Он быстро притянул сына к себе и обнял так крепко, что у него хрустнули кости и сердце зашлось болью и счастьем одновременно. И в это короткое, на одно объятье, мгновение Василий вдруг понял: если отец и маму вот так обнимал, то каким же адом стала без него ее жизнь… Точно, что не меньшим, чем у него без нее.
— Напиши, когда на место прибудешь. — Отец оттолкнул его от себя легким, почти неощутимым движением. — И будь-ка ты счастлив, Васька. Хотя бы за нас с Асей.
Паровозный гудок прозвучал в темноте и тишине так резко и тревожно, что Василий вздрогнул. Не хватало только отстать от поезда на полустанке в Голодной степи! Он с трудом отвел взгляд от темной воды в арыке и, все ускоряя шаг, пошел к платформе.
Оказалось, он не единственный пассажир, чуть не опоздавший к отправлению. Правда, присмотревшись, Василий понял, что люди, входившие в вагон, прибыли к поезду только что, на этом вот полустанке. Их было довольно много, и они вносили в вагон что-то громоздкое.
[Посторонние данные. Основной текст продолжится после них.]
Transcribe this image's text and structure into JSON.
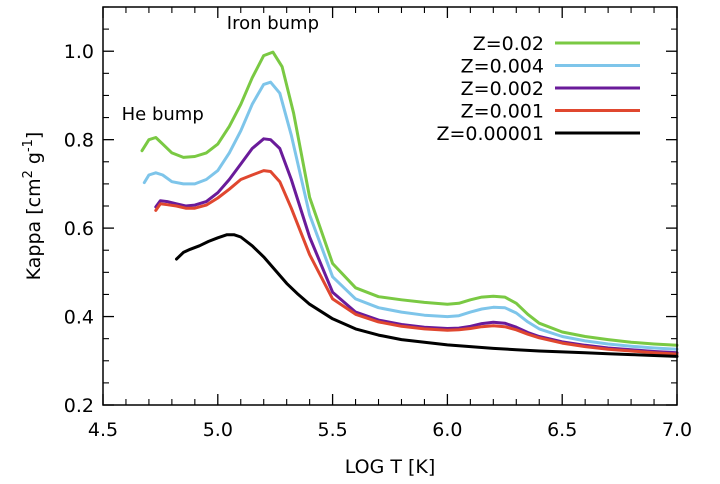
{
  "chart_data": {
    "type": "line",
    "xlabel": "LOG T [K]",
    "ylabel_parts": {
      "prefix": "Kappa [cm",
      "sup1": "2",
      "mid": " g",
      "sup2": "-1",
      "suffix": "]"
    },
    "xlim": [
      4.5,
      7.0
    ],
    "ylim": [
      0.2,
      1.1
    ],
    "xticks": [
      "4.5",
      "5.0",
      "5.5",
      "6.0",
      "6.5",
      "7.0"
    ],
    "yticks": [
      "0.2",
      "0.4",
      "0.6",
      "0.8",
      "1.0"
    ],
    "grid": false,
    "legend_position": "top-right",
    "annotations": [
      {
        "text": "Iron bump",
        "x": 5.24,
        "y": 1.05
      },
      {
        "text": "He bump",
        "x": 4.76,
        "y": 0.845
      }
    ],
    "series": [
      {
        "name": "Z=0.02",
        "color": "#7ac943",
        "x": [
          4.67,
          4.7,
          4.73,
          4.76,
          4.8,
          4.85,
          4.9,
          4.95,
          5.0,
          5.05,
          5.1,
          5.15,
          5.2,
          5.24,
          5.28,
          5.33,
          5.4,
          5.5,
          5.6,
          5.7,
          5.8,
          5.9,
          6.0,
          6.05,
          6.1,
          6.15,
          6.2,
          6.25,
          6.3,
          6.35,
          6.4,
          6.5,
          6.6,
          6.7,
          6.8,
          6.9,
          7.0
        ],
        "y": [
          0.775,
          0.8,
          0.805,
          0.79,
          0.77,
          0.76,
          0.762,
          0.77,
          0.79,
          0.83,
          0.88,
          0.94,
          0.99,
          0.998,
          0.965,
          0.86,
          0.67,
          0.52,
          0.465,
          0.445,
          0.438,
          0.432,
          0.428,
          0.43,
          0.438,
          0.444,
          0.446,
          0.444,
          0.43,
          0.405,
          0.385,
          0.365,
          0.355,
          0.348,
          0.342,
          0.338,
          0.335
        ]
      },
      {
        "name": "Z=0.004",
        "color": "#7ec5ea",
        "x": [
          4.68,
          4.7,
          4.73,
          4.76,
          4.8,
          4.85,
          4.9,
          4.95,
          5.0,
          5.05,
          5.1,
          5.15,
          5.2,
          5.23,
          5.27,
          5.32,
          5.4,
          5.5,
          5.6,
          5.7,
          5.8,
          5.9,
          6.0,
          6.05,
          6.1,
          6.15,
          6.2,
          6.25,
          6.3,
          6.35,
          6.4,
          6.5,
          6.6,
          6.7,
          6.8,
          6.9,
          7.0
        ],
        "y": [
          0.703,
          0.72,
          0.725,
          0.72,
          0.705,
          0.7,
          0.7,
          0.71,
          0.73,
          0.77,
          0.82,
          0.88,
          0.925,
          0.93,
          0.905,
          0.81,
          0.63,
          0.49,
          0.44,
          0.42,
          0.41,
          0.403,
          0.4,
          0.402,
          0.41,
          0.417,
          0.421,
          0.42,
          0.408,
          0.388,
          0.372,
          0.355,
          0.345,
          0.338,
          0.333,
          0.329,
          0.326
        ]
      },
      {
        "name": "Z=0.002",
        "color": "#6a1b9a",
        "x": [
          4.73,
          4.75,
          4.78,
          4.82,
          4.86,
          4.9,
          4.95,
          5.0,
          5.05,
          5.1,
          5.15,
          5.2,
          5.23,
          5.27,
          5.32,
          5.4,
          5.5,
          5.6,
          5.7,
          5.8,
          5.9,
          6.0,
          6.05,
          6.1,
          6.15,
          6.2,
          6.25,
          6.3,
          6.35,
          6.4,
          6.5,
          6.6,
          6.7,
          6.8,
          6.9,
          7.0
        ],
        "y": [
          0.648,
          0.662,
          0.66,
          0.655,
          0.65,
          0.652,
          0.66,
          0.68,
          0.71,
          0.745,
          0.78,
          0.802,
          0.8,
          0.78,
          0.71,
          0.58,
          0.455,
          0.41,
          0.392,
          0.382,
          0.376,
          0.373,
          0.374,
          0.378,
          0.384,
          0.387,
          0.385,
          0.376,
          0.364,
          0.355,
          0.343,
          0.335,
          0.329,
          0.325,
          0.321,
          0.318
        ]
      },
      {
        "name": "Z=0.001",
        "color": "#e0472f",
        "x": [
          4.73,
          4.75,
          4.78,
          4.82,
          4.86,
          4.9,
          4.95,
          5.0,
          5.05,
          5.1,
          5.15,
          5.2,
          5.23,
          5.27,
          5.32,
          5.4,
          5.5,
          5.6,
          5.7,
          5.8,
          5.9,
          6.0,
          6.05,
          6.1,
          6.15,
          6.2,
          6.25,
          6.3,
          6.35,
          6.4,
          6.5,
          6.6,
          6.7,
          6.8,
          6.9,
          7.0
        ],
        "y": [
          0.64,
          0.655,
          0.653,
          0.65,
          0.645,
          0.645,
          0.652,
          0.668,
          0.688,
          0.71,
          0.72,
          0.73,
          0.728,
          0.705,
          0.645,
          0.54,
          0.44,
          0.405,
          0.388,
          0.378,
          0.372,
          0.369,
          0.37,
          0.373,
          0.377,
          0.379,
          0.377,
          0.37,
          0.36,
          0.352,
          0.34,
          0.332,
          0.326,
          0.322,
          0.318,
          0.315
        ]
      },
      {
        "name": "Z=0.00001",
        "color": "#000000",
        "x": [
          4.82,
          4.85,
          4.88,
          4.92,
          4.96,
          5.0,
          5.04,
          5.07,
          5.1,
          5.15,
          5.2,
          5.25,
          5.3,
          5.35,
          5.4,
          5.5,
          5.6,
          5.7,
          5.8,
          5.9,
          6.0,
          6.1,
          6.2,
          6.3,
          6.4,
          6.5,
          6.6,
          6.7,
          6.8,
          6.9,
          7.0
        ],
        "y": [
          0.53,
          0.545,
          0.552,
          0.56,
          0.57,
          0.578,
          0.585,
          0.585,
          0.58,
          0.56,
          0.535,
          0.505,
          0.475,
          0.45,
          0.428,
          0.395,
          0.372,
          0.358,
          0.348,
          0.342,
          0.336,
          0.332,
          0.328,
          0.325,
          0.322,
          0.32,
          0.318,
          0.316,
          0.314,
          0.312,
          0.31
        ]
      }
    ]
  }
}
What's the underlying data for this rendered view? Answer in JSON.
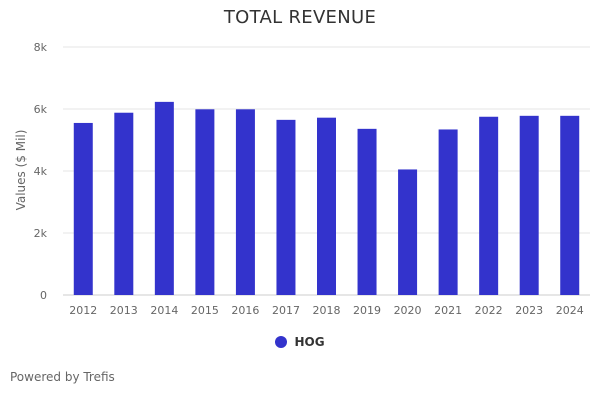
{
  "chart_data": {
    "type": "bar",
    "title": "TOTAL REVENUE",
    "xlabel": "",
    "ylabel": "Values ($ Mil)",
    "categories": [
      "2012",
      "2013",
      "2014",
      "2015",
      "2016",
      "2017",
      "2018",
      "2019",
      "2020",
      "2021",
      "2022",
      "2023",
      "2024"
    ],
    "series": [
      {
        "name": "HOG",
        "values": [
          5550,
          5880,
          6230,
          5990,
          5990,
          5650,
          5720,
          5360,
          4050,
          5340,
          5750,
          5780,
          5780
        ]
      }
    ],
    "ylim": [
      0,
      8000
    ],
    "yticks": [
      0,
      2000,
      4000,
      6000,
      8000
    ],
    "ytick_labels": [
      "0",
      "2k",
      "4k",
      "6k",
      "8k"
    ],
    "grid": true,
    "legend_position": "bottom-center",
    "colors": {
      "bar": "#3333cc"
    }
  },
  "footer": {
    "text": "Powered by Trefis"
  }
}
Подойдя поближе, Василий понял, что «много» это всего лишь четверо — два солдата, командир и женщина, а громоздкий груз — это носилки, на которых лежит еще один человек, укрытый до подбородка одеялом.
— Живее, живее, — торопил командир; солдаты все не могли развернуть носилки так, чтобы протиснуть их в узкие вагонные двери. — Состав задерживаем, график движения срываем!
Засуетившись, солдаты дернули носилки и накренили так, что лежавший на них человек чуть не упал. Женщина вскрикнула и бросилась к нему.
— Бекмурадов, ты что, покойника грузишь?! — заорал командир. — Держи левее, а то не занесешь!
— Папа, ты не ушибся? — спросила женщина.